An imagined world reconfigured as memory. Was it true? Some days the blue seemed frozen in its stillness, the surface broken only by diving gannets and the wake of fishing boats.

It was in Cornwall that I first fell in love…a girl from Newbury. I still have my drawings from that holiday fortnight, her letters and photo long since lost.

White Light

According to Cornish writer Michael Bird, there was a brief moment, in the 1950s, when Cornwall, St Ives to be exact, was at the centre of the international art world. As Paris’ star declined and New York’s was yet to rise, Cornwall bathed for a moment in a white light.

The whiteness that dapples the sea, that bleaches the rocks, that washes the clouds, that shines in your eyes.

It was white that Nicholson, Hepworth and the others saw, the big skies that hung brightly overhead, the white paint coated thickly on boats, white gulls with their matching guano, breaking waves and their attendant white surf. It’s all in the light.

Grey Rocks

Even those who know nothing about geology, or care even less, can fail to see that Cornwall is a bit different when it comes to rock.

Grey, striated granite with glints of mica; dark, slithery, flaky slate: a spectrum of greys with every shade between.

On their own rocks can be monumental enough, but man long ago mysteriously removed, re-formed and re-erected stones that still stand: upright, alone, in groups, in circles.

Their unknown purposes inspire conjecture, fire Celtic imaginings, help us dream other worlds. Who knows their significance, the magic they wrought? These rocks embed Cornwall’s past, as they stand unmoved by its present.

Yellow lines

In some places the streets are so narrow that double yellow lines double up to become four, divided by tarmac, sets or cobbles.

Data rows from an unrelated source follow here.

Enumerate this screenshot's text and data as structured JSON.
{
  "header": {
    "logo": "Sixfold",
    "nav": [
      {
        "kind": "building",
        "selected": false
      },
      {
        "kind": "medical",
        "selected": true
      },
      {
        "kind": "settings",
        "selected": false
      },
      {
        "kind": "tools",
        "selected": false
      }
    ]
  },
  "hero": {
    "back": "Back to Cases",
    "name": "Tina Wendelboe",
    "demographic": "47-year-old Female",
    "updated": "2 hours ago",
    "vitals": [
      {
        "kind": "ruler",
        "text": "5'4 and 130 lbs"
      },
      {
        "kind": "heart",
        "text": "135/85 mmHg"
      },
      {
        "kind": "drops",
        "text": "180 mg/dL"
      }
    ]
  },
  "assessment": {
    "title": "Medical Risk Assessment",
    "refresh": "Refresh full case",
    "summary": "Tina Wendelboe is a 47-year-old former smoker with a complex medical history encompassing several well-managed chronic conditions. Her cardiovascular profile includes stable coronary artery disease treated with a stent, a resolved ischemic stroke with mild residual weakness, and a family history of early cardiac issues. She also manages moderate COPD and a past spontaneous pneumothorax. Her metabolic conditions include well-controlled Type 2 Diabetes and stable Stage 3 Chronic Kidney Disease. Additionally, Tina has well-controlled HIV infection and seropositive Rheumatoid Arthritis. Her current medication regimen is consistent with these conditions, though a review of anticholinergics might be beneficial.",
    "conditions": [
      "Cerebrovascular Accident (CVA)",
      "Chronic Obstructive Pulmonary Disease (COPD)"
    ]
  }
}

Urban signifiers of traffic control they imprint their stamp on ancient thoroughfares. 4×4s fight with overweight tourists on foot to command these narrow spaces. Like a snake swallowing a large mammal Cornwall’s coastal villages have digestion problems.

Clinging to cliff edges, wrapped around coves and inlets, guarded by sea walls, Cornish coastal life was once spare, modest and tough. Now bloated by tourism and cream teas, crammed with cars and delivery trucks bringing pasties from industrial estates near Bude, they struggle to retain their former identity.

Black Flag

The black flag of Kernow is flown from burger vans, on bumper stickers, at caravan sites and on blog sites. Symbol of independence and otherness, the white cross on a black ground is Cornwall’s newly revived marker.

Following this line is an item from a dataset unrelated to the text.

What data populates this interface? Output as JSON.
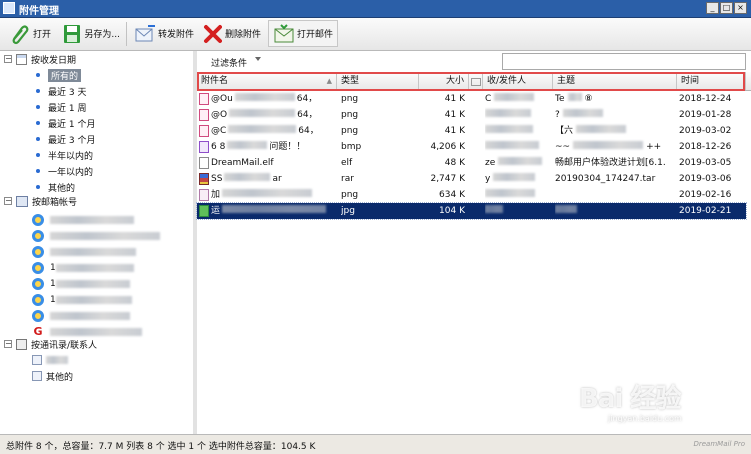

From a past of tin mining, fishing and wrecking Cornwall now survives as a tourist economy. Its new unitary council, its new arts university in the making, its selection for the Design Council’s DOTT 09 initiative: Cornwall is in the spotlight for creativity, regeneration and innovation. All overlaid on a stubborn resistance to conform: culturally, linguistically, politically, spiritually.

Cornwall, sometimes like a latter-day hippie, sometimes like an old fogey, continues on its own way, every now and then looking up to see which way the wind is blowing.